Post pubblicato sul blog Italians di oggi, martedì 28 settembre.

Caro Beppe,
volevo trovare qualche parola incoraggiante per quel ragazzo, Christian Auricchio (“Generazione precaria”, 6 ottobre - http://bit.ly/qYzcoG) che ti domanda quanto ancora potrà durare la situazione dei precari nel nostro Paese. La tua risposta è sintetica, ma chiara: poco. E non riesco, mentre ti scrivo, credimi, a non pensare alle cinque operaie morte a Bari sotto le macerie per cercare, nel lavoro che svolgevano o forse solo nel salario che percepivano, un po' di respiro.

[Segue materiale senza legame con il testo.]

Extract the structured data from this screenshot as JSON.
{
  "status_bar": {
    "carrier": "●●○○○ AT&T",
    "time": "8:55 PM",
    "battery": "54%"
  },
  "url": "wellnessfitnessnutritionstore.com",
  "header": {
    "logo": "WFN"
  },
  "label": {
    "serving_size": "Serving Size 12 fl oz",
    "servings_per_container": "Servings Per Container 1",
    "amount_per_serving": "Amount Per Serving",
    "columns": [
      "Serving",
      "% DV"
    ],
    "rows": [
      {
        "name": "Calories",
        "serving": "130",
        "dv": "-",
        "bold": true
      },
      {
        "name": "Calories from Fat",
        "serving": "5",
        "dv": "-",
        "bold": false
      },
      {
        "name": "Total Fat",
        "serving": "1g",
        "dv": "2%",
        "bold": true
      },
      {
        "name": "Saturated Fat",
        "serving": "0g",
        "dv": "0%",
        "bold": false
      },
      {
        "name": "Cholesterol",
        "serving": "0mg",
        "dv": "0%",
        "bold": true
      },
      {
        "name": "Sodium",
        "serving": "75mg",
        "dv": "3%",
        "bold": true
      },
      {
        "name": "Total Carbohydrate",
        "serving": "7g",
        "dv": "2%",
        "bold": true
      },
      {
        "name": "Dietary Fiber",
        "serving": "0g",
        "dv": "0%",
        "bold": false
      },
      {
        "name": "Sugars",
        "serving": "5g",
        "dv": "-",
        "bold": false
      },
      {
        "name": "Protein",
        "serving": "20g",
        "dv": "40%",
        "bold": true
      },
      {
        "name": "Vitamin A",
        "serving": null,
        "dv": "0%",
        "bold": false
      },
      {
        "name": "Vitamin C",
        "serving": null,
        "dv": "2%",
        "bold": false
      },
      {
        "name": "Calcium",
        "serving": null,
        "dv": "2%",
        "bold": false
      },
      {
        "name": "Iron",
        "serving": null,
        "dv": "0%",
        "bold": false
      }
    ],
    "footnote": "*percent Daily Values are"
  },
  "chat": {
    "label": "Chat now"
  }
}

Anche se ormai sono assunto a tempo indeterminato da un anno e, nonostante si faccia comunque una gran fatica, il posto fisso è davvero tutta un altra cosa. Chissà quanti Christian si pongono delle domande, cercano di capire se la vita è tutta in salita o se si può arrivare a conquistarsi un po' di tranquillità. L'amara verità Beppe, e che, per ora, dipende davvero tutto da noi. Quasi nessuno se sei precario ti aiuta. Le pacche sulle spalle, quelle, non mancano. I nostri politici che potrebbero provare a risolvere il problema concretamente non fanno nulla. Ce ne fosse uno, credibile, che mettesse il problema della precarietà al primo posto forse arriverebbe a prenderebbe anche parecchi voti. I sindacati,sai, troppo spesso mi sembra che guardino dall'altra parte e in certi ambienti preferiscono non muovere un dito. Eppure vi avevo riposto tante speranze, disattese. Affinchè arrivassi a togliermi qualche "sassolino dalla scarpa" nei confronti di chi ha utilizzato i contratti a progetto con tanta disinvoltura, ho dovuto cercarmi un onesto avvocato. Ma per uno che è risucito, almeno in questa fase della propria vita, a trovare un po' di serenità, quanti giovani dovranno andarci ancora di mezzo o aspettare chissà quanto per provare a vivere un futuro migliore? Gli anni passano e sul tema si sono spesi fiumi di parole, scritti, libri e girati film, c'è anche chi ci ha guadagnato su. Troppi individui, più o meno giovani, sono ancora li’ avvolti dall'incertezza.
E se arrivassimo,un giorno, ad un referendum sulla legge Biagi?